Ab Societate BONa condita is mijn “ceterum censeo” geweest “scholas facile esse condendas” en zeker na de afschaffing van de basisvorming vond ik de monopoliepositie van de grote scholenorganisaties de grootste belemmering op het pad van BON naar beter onderwijs. Zoals Cato vond dat zolang Carthago niet verwoest was alle andere onderwerpen bijzaak waren.. De scholenorganisaties hoeven echter niet vernietigd te worden. Zij moeten atrophieren doordat ze verdrongen worden door nieuwe krachtige smalle davidscholen. De kleine Davids zullen de grote Goliaths verslaan.
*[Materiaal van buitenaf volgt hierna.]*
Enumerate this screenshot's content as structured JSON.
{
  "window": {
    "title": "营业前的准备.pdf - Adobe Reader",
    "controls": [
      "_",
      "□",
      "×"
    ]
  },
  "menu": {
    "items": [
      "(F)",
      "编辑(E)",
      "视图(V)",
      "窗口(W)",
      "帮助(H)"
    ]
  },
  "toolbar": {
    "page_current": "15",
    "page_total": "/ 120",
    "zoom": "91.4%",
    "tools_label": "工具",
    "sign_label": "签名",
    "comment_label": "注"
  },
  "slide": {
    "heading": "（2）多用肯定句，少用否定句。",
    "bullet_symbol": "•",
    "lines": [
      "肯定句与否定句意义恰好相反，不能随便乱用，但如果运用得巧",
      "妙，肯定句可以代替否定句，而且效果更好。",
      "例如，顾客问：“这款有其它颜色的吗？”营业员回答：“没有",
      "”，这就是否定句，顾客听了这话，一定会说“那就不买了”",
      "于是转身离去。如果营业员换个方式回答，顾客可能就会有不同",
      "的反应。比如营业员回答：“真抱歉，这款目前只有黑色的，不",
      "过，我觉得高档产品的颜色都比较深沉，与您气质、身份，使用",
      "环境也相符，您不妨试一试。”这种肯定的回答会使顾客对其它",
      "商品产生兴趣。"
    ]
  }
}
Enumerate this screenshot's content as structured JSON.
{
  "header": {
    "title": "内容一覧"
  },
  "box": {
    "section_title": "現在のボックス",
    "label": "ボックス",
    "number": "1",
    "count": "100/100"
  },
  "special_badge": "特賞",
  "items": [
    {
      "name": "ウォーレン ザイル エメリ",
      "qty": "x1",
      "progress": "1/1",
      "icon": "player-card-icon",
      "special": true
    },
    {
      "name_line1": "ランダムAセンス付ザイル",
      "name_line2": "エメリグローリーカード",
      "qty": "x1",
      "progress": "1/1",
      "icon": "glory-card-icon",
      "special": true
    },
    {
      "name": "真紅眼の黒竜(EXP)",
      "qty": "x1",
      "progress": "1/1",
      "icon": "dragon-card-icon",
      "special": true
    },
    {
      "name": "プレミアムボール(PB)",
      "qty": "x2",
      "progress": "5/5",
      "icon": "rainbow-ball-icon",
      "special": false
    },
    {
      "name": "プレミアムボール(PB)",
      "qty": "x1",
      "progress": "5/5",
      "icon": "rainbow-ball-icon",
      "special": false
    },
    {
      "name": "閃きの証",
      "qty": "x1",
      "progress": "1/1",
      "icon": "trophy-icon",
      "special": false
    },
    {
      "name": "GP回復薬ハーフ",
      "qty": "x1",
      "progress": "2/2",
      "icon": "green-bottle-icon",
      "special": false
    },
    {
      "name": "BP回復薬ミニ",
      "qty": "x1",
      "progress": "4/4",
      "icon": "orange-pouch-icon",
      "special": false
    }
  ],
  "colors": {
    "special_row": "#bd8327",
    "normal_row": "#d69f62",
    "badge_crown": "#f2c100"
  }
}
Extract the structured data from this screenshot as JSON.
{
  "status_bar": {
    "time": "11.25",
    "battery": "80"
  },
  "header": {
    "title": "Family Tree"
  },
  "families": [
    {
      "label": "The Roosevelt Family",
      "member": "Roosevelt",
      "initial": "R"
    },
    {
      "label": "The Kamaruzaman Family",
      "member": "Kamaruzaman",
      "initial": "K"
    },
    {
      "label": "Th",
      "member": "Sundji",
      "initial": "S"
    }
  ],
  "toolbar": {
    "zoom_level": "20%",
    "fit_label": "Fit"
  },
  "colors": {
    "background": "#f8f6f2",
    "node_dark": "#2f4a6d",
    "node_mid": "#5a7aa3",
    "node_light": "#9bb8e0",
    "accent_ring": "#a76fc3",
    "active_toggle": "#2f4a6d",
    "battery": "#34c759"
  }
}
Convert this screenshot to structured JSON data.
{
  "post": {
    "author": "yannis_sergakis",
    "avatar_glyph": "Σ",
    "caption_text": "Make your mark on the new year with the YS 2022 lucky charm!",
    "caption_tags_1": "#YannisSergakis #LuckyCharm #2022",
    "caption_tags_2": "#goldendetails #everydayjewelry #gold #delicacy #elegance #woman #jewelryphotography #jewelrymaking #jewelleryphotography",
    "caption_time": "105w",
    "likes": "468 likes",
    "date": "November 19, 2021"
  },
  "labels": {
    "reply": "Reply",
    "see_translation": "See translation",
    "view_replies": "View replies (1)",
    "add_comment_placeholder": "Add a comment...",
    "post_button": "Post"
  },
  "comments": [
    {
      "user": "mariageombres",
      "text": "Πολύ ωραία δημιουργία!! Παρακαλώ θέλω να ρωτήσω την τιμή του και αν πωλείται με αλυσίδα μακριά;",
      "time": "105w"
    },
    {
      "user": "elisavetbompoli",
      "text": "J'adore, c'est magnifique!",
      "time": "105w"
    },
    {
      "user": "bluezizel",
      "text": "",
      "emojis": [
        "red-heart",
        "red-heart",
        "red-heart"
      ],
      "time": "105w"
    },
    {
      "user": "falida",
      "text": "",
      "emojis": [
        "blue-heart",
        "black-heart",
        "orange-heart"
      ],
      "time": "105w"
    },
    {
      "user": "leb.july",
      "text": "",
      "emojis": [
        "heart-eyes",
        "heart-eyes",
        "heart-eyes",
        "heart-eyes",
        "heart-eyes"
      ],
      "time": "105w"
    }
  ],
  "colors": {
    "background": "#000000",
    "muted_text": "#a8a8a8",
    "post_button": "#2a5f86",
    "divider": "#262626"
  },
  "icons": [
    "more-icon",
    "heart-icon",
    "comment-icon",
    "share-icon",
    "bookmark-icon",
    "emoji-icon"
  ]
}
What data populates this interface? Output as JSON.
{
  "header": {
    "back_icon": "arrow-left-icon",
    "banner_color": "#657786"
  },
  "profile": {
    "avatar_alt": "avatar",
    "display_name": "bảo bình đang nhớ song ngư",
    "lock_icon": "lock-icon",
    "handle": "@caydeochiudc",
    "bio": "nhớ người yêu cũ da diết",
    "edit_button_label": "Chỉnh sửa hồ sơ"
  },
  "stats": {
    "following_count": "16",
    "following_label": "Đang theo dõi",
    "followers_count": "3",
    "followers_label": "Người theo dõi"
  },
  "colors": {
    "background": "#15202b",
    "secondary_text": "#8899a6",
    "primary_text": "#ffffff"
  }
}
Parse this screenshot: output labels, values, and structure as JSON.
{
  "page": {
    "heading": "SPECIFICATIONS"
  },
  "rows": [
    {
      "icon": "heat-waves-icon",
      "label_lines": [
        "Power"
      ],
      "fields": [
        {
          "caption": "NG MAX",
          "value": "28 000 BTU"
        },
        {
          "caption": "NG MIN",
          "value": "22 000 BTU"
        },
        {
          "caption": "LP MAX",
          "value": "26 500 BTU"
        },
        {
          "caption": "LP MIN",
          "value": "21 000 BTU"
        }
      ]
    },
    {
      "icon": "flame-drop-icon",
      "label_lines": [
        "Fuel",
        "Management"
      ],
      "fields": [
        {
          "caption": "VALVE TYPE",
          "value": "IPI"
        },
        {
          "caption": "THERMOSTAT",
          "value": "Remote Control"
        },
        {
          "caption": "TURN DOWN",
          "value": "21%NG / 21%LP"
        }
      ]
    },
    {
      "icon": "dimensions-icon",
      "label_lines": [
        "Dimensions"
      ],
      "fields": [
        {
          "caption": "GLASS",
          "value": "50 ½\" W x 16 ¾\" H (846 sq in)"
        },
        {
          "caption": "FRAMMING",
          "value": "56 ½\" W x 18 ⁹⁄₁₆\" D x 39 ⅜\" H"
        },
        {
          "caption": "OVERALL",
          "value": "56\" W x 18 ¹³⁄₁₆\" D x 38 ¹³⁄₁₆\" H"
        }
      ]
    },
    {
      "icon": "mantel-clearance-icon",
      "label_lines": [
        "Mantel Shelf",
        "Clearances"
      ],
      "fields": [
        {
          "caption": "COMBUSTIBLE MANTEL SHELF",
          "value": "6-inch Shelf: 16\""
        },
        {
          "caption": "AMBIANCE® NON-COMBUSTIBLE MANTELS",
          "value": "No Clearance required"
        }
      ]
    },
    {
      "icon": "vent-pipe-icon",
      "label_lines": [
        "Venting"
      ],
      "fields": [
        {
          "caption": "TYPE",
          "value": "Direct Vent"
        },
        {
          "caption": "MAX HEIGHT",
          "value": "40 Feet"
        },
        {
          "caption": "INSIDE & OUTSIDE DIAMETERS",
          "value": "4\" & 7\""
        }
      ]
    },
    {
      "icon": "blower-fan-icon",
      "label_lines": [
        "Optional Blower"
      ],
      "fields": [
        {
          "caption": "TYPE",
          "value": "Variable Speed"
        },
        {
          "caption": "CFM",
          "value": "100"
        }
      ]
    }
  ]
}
Als ik schrijf dat het speelveld van het gesubsidieerde onderwijs een markt geworden en dat die markt voor nieuwe kleine partijen opengesteld moet worden willen veel BONners mij in het laatste niet volgen . Markt en onderwijs zijn in hun ogen onverenigbare zaken en ze bedenken van allerlei rampen die volgens hen zeker zullen plaats vinden en waarvan vooral de leerlingen het slachtoffer zullen zijn
Als ze zouden schrijven dat we heel voorzichtig moeten zijn met het toelaten van nieuwkomers omdat er vast weer mensen op de loer liggen om te kijken of je bij die verandering in het onderwijs ook snel machtig en rijk kunt worden geef ik ze gelijk. Maar als ze niet inzien dat wij ons daartegen kunnen beschermen lijkt het wel of zij door een ideologische blindheid getroffen zijn.
Hoe kun je voorkomen dat iemand gauw een BV-tje opricht om een school te exploiteren, zich daarvan directeur te maken met een riant salaris en de BV na 2 jaar failliet te laten gaan omdat de leerlingen op de school niets blijken te hebben opgestoken?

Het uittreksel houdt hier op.